4. How is the training steps calculated?

Refer to issue.

5. Why is the clip ratio always 1?

The core purpose of the clip mechanism is to limit the magnitude of policy updates to prevent policy performance collapse due to excessively large updates (i.e., a drastic decline in performance after policy updates). The specific formula for the clip operation is as follows:

$L_{\text{CLIP}}(\theta) = \mathbb{E}_{t} \left[ \min\left(r_{t}(\theta) \hat{A}_{t}, \text{clip}(r_{t}(\theta), 1 - \epsilon, 1 + \epsilon) \hat{A}_{t} \right) \right]$

Where: $r_{t}(\theta) = \frac{\pi_{\theta}(a_{t} \mid s_{t})}{\pi_{\text{old}}(a_{t} \mid s_{t})}$ is the importance sampling ratio, which measures the difference between the new and old policy. $\hat{A}{t}$ is the advantage function, representing the relative return of the action. $\epsilon$ is used to limit the deviation range of $r{t}(\theta)$.

In the on-policy training process, since each update uses data generated by the latest policy, the new and old policies are the same, i.e., $\pi_{\theta} = \pi_{\text{old}}$.

Thus, the importance sampling ratio is always 1, and the clip operation does not take effect.

The algorithm becomes off-policy (near-on-policy) under the following parameter settings:

num_iterations > 1
gradient_accumulation_steps % steps_per_generation != 0

Refer to issue.

6. Why is there a validation process even when val_dataset is not set, and how can I disable it?
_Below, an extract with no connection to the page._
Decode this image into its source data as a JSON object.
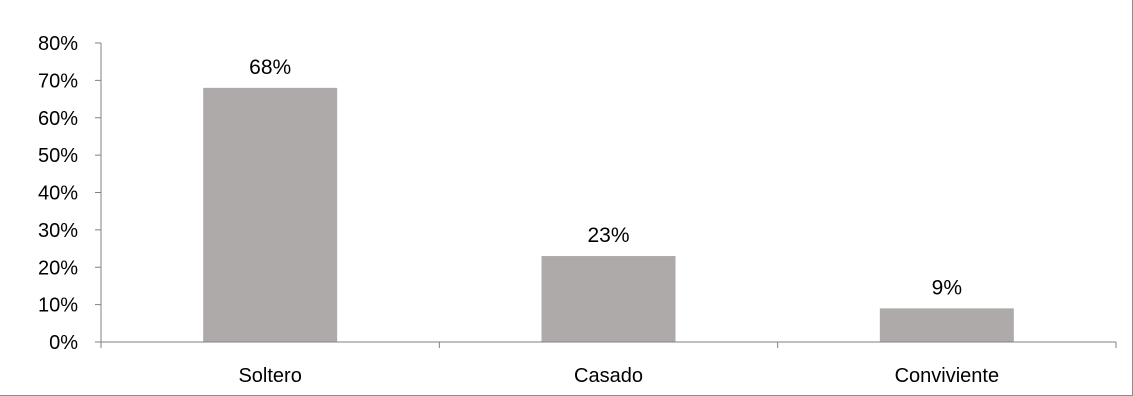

When val_dataset is not explicitly passed, the split_dataset_ratio parameter is responsible for splitting part of the dataset into a validation dataset, which defaults to splitting 1% of the data. (In "ms-swift>=3.6", the default value of split_dataset_ratio will be changed from 0.01 to 0.)

To disable the validation process, set --split_dataset_ratio 0.

7. How to set the training mini-batch size

In GRPO training, we can configure mini-batch updates in the following two ways:

Configuration options:
- Set generation_batch_size to be an integer multiple of the training global batch size.
- Or set steps_per_generation to be an integer multiple of gradient_accumulation_steps.
Typical configuration example: When configured with: steps_per_generation = 16 gradient_accumulation_steps = 8

The results from one rollout will be split into two mini-batch updates.